Two tall fir trees stand in our front yard. They were there when we moved in, decades ago. At that time, their tops reached the height of our roof; now, they’re at least thirty feet in height, so tall that I would have to stand down the block, in the middle of the street to photograph them in their entirety. These twins have sheltered various creatures over the years. When the children were small, a nesting pair of robins built their home in a branch in full view of our picture window. We spent weeks watching the birds build the nest (with a stray bit of my yarn incorporated by chance), warm the turquoise blue eggs and raise their greedy hatchlings with a constant supply of insects. We kept the cat inside when the fledglings spread their wings. I kept a record of the process. Those drawings and paintings are among the work that pleases me most, not for the quality of the artwork, but for the memories of days past.
|One of the nests I've collected over the years|
That spring, all the babies took flight safely. The next season, we were not so lucky. Crows moved into the neighbourhood. Despite our best efforts, we couldn’t fend off that particular murder. My children learned some heart-breaking lessons that day: all creatures suffer. Sorrow will come, no matter how desperately we fight to drive it away. The robins never nested in that tree again, but every year since, we have had a family of feisty birds, living in a tree behind the backyard shed or in neighbouring yards, hunting the grass for their constant meals and boldly taunting both dog and cat from the safety of our fence. I like to think that they are descendants of that same first family who gave us such pleasure all those years ago.
Now, the trees are home to several screaming squirrels and a rabbit who kicks out the dirt by the trunk of the northern most tree and spends his winter(s) there. I say “winters” because, much like the robins, there has been a resident jackrabbit under that tree for several years. Sometimes, he sits on the walk at the base of our front steps and looks in the window. As soon as he sees me looking back, he’s gone. Usually, we do no more than greet him, but last year, in the winter that would not end, the snow was so deep that we feared for his safety, so we bought a sack of alfalfa hay which kept him warm and fed until spring finally arrived. That rabbit was a bit bolder. Once he recognized what we were doing, he would no longer sprint away when we came down our front driveway. Other than calling out that greeting, which seems only polite, we don’t encourage friendliness with humans. That way trouble lies.

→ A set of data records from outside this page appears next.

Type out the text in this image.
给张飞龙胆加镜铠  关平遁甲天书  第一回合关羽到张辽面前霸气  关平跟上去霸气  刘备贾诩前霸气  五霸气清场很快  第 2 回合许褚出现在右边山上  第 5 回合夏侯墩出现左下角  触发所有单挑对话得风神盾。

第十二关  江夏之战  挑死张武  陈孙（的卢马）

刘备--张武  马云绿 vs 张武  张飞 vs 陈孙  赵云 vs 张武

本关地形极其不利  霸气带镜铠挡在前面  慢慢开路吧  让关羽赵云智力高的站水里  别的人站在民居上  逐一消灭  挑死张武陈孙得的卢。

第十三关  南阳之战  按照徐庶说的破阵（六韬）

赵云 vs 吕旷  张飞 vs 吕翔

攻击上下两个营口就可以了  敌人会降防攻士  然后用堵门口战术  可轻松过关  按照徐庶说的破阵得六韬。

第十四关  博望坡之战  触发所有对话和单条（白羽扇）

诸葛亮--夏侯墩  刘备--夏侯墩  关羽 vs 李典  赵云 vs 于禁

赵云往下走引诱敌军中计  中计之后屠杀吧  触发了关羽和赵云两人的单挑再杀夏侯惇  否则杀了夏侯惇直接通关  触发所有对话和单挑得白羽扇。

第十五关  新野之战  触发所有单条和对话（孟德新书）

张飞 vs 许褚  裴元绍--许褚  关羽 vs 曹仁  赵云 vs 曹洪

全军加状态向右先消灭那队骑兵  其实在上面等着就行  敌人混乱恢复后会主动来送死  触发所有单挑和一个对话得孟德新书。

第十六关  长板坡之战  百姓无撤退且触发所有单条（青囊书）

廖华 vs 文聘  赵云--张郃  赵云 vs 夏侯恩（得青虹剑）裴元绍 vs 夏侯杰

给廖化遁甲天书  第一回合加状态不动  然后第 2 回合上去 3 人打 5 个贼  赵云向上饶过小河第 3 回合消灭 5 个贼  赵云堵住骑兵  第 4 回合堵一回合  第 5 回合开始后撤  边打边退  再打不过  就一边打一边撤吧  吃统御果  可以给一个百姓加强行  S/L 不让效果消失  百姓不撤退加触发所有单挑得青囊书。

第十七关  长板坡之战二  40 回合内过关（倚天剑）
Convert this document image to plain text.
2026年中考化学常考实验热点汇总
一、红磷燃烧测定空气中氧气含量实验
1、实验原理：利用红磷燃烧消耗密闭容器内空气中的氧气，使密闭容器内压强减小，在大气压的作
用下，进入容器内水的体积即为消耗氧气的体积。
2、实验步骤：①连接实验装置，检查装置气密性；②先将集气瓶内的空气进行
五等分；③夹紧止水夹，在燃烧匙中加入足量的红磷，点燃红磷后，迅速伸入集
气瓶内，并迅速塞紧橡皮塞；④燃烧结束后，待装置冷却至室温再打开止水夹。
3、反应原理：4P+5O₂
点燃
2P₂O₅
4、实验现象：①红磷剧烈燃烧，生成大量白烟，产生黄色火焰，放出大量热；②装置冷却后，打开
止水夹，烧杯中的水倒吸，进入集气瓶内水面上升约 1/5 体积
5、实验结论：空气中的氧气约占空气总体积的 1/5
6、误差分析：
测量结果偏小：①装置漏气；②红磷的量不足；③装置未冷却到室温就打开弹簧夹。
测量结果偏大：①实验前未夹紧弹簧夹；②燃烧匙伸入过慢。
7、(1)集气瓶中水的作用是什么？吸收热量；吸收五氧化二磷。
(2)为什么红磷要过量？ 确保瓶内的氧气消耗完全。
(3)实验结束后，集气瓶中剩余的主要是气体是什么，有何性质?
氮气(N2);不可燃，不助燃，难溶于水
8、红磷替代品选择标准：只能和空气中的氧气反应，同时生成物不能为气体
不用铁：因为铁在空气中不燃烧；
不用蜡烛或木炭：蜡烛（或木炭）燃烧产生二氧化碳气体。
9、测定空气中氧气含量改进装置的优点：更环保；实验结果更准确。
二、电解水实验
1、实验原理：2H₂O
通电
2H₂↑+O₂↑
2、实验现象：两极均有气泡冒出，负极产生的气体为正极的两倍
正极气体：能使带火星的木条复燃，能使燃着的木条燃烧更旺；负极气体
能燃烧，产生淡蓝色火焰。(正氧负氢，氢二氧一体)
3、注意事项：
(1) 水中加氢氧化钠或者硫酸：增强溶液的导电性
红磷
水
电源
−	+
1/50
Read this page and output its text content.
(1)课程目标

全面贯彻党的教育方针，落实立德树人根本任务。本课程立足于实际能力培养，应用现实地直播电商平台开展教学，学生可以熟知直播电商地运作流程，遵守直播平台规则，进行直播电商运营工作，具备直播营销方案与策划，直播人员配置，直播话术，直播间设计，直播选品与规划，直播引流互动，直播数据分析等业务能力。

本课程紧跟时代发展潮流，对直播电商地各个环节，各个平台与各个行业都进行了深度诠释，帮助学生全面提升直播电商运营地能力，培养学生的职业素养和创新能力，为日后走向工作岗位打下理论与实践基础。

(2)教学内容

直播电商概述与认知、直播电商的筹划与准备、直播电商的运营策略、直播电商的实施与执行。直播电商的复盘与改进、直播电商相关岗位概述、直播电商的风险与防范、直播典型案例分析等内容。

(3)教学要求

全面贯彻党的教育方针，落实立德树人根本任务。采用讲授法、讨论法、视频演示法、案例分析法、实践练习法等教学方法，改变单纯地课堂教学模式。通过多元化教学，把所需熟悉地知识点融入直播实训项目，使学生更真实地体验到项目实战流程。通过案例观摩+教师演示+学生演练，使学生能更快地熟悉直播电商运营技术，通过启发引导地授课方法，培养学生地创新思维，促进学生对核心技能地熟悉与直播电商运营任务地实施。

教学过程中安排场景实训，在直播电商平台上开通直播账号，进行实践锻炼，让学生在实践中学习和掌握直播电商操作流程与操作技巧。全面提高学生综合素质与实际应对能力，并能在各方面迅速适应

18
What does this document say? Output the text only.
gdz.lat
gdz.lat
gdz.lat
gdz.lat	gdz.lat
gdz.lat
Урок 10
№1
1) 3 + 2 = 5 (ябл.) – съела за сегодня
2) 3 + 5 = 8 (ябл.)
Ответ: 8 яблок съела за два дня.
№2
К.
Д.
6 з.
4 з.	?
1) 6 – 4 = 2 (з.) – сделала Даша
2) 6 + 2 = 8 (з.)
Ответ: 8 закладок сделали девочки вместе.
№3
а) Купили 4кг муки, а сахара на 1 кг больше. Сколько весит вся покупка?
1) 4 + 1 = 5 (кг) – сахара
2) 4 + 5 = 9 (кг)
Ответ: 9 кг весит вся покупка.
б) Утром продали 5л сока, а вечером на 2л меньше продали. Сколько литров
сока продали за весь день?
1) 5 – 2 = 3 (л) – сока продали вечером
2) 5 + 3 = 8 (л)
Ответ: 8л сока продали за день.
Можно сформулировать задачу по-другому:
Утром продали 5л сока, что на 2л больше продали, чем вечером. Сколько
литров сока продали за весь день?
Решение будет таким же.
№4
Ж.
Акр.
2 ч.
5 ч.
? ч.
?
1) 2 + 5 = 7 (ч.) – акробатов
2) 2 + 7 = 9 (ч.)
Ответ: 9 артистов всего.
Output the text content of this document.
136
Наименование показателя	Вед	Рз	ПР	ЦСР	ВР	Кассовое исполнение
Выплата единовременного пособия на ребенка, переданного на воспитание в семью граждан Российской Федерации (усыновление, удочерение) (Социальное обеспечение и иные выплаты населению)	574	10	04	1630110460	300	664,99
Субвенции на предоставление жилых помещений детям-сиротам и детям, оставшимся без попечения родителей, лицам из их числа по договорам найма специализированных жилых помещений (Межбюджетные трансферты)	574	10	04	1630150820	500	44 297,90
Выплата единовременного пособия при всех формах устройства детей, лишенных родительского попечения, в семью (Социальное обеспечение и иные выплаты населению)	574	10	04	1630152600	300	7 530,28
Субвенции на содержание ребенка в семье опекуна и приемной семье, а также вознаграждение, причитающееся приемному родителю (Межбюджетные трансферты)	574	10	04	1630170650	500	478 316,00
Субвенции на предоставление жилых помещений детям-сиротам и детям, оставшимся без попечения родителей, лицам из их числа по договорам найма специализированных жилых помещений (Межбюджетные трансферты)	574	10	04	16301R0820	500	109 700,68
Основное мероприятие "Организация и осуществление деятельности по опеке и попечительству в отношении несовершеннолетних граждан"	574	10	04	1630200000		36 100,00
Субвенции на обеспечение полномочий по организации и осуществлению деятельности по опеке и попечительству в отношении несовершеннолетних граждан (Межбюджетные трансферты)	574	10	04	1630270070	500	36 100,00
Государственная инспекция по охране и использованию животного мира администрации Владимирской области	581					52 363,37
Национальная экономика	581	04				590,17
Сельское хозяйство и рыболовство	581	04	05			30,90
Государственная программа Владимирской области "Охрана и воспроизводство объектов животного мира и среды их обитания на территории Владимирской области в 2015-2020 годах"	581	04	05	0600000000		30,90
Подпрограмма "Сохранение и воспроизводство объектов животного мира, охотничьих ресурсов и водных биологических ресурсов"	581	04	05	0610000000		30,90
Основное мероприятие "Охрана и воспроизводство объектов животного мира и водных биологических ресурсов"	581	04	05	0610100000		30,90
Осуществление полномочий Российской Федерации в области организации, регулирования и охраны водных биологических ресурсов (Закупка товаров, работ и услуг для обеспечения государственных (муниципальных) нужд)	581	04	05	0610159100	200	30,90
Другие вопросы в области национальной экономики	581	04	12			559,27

The trees are old now, and sick. Despite years of futile effort on our part—for what can we do for creatures like that?—unsuitable ground to grow and the simple passage of time has thinned their branches and weakened their trunks. They’re not yet a safety hazard, but we know that someday, down they’ll come, so we make contingency plans for their removal. The next door neighbour comments how much she enjoys seeing those trees from her front window and watching the squirrels and rabbits come and go and we think, “One more year.”
Here’s the thing: this Christmas, Young Mr. DD, who has spent the past several years working in forests, planting trees, measuring the growth and health of the flora there, stood at our front window and watched our trees. After a few moments, he said something which shocked me more than all the environmental studies and messages I have heard the past few years. His comment? “Those are pretty healthy trees you have there.” I looked at him in disbelief; his father and I both argued that the trees were definitely not well and would have to come down soon. Mr. Young DD’s response was this:
“You don’t see the trees that I see every day. They are far worse than those two out there.”
Take a moment to think about that and what it might mean. Two old, sickly, out of place fir trees are healthier than what a forest worker works with every day. Draw your own conclusions: I’ve heard the stories about what happens in the woods and I know the sources to be reliable, but they are not my stories to tell. Consider this: everything has an end and there will come a time when the forests are gone, but perhaps we should not be in such a rush to help that process along. For no matter where we are, in the heart of the woods, on the tops of bare mountains or on a city street deep in the prairies, those trees give us and all beings, Life. When that last tree falls in that last forest, there will soon be no one left to hear it. And that will be another kind of murder.